The Pistons have a team in the Orlando summer league, which runs from July 2-8, so it may just be a question of whether Gbinije’s international duties can wait until after that.
“That would be our hope, but we understand the importance of it all, and so we’ll get into communications and see what the timelines are,” Bower said.
At 6-foot-7, Gbinije has the type of versatility that intrigues the Pistons. Detroit didn’t really address its need for a backup point guard in the draft, but Gbinije’s ball-handling could be an asset.
He also improved his 3-point shooting from 35 percent as a sophomore to 39 percent as a junior and senior.

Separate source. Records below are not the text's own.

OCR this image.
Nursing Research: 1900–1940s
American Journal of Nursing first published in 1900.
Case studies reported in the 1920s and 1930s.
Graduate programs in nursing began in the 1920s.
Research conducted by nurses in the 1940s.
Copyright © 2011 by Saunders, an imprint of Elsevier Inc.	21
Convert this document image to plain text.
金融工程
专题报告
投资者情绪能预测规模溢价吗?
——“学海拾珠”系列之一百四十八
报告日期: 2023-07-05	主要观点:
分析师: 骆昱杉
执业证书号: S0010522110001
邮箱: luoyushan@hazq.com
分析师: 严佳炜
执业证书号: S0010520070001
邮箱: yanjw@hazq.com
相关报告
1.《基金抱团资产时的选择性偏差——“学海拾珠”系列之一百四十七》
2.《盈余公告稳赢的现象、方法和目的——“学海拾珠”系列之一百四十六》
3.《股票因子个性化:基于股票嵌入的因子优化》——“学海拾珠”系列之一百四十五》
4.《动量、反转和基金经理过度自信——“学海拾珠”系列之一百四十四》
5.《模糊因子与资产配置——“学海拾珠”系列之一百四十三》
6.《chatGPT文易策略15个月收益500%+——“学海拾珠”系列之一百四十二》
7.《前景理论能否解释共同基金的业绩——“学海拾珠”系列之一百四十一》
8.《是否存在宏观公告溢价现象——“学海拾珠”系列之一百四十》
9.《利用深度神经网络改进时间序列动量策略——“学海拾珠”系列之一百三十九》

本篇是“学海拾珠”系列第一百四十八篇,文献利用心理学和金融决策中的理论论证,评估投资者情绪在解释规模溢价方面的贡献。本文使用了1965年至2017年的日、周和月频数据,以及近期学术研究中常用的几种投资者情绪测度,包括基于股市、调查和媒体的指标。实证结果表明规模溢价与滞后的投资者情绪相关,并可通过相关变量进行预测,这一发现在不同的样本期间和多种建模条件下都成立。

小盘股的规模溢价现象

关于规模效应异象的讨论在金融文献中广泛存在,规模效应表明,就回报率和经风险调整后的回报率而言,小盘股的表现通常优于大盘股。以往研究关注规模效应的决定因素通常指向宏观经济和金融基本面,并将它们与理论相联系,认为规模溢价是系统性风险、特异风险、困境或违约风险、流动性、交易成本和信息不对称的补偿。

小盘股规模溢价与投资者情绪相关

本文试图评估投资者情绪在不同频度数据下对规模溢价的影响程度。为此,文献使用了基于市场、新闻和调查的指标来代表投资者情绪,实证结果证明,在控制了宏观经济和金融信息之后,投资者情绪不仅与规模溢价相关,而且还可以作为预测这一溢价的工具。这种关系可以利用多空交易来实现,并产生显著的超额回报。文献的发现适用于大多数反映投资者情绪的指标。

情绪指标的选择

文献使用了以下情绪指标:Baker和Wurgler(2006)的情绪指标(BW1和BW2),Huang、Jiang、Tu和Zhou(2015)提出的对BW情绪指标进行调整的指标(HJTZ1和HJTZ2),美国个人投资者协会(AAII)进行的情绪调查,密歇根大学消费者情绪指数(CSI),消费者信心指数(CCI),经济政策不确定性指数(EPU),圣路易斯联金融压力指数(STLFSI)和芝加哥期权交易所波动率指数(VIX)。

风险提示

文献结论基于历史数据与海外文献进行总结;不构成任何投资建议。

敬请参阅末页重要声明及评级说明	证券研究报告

“He’s a good player with a unique skill set,” assistant GM Brian Wright said. “If you look at the way the game’s being played, you watch the playoffs, there’s guys playing multiple positions, you’re switching, you’re doing different things, and I think he brings that for us. ... I think the NBA is moving more to positionless players, and just skill sets.”
Gbinije played sparingly at Duke as a freshman, and after transferring to Syracuse, he averaged only 3.4 points a game in 2013-14. In his last two seasons, he finally became a standout — especially as a senior, when he averaged 17.5 points and helped the Orange to an unexpected Final Four appearance.
“I didn’t really see the floor much my freshman year. I had a lot of growing up to do on and off the court,” Gbinije said. “I made the decision to transfer, and it was probably one of the best decisions I’ve made in my life so far.”
If Gbinije plays in the Olympics and Nigeria faces the U.S. at some point, the 24-year-old guard would be up against both of his college coaches. Duke’s Mike Krzyzewski coaches the Americans, and Syracuse’s Jim Boeheim is an assistant.
“I was fortunate enough to play for two college Hall of Famers, and two USA coaches as well. You learn a lot playing under them,” Gbinije said. “Coach K definitely installed professionalism, and Boeheim brought some mental toughness to me.”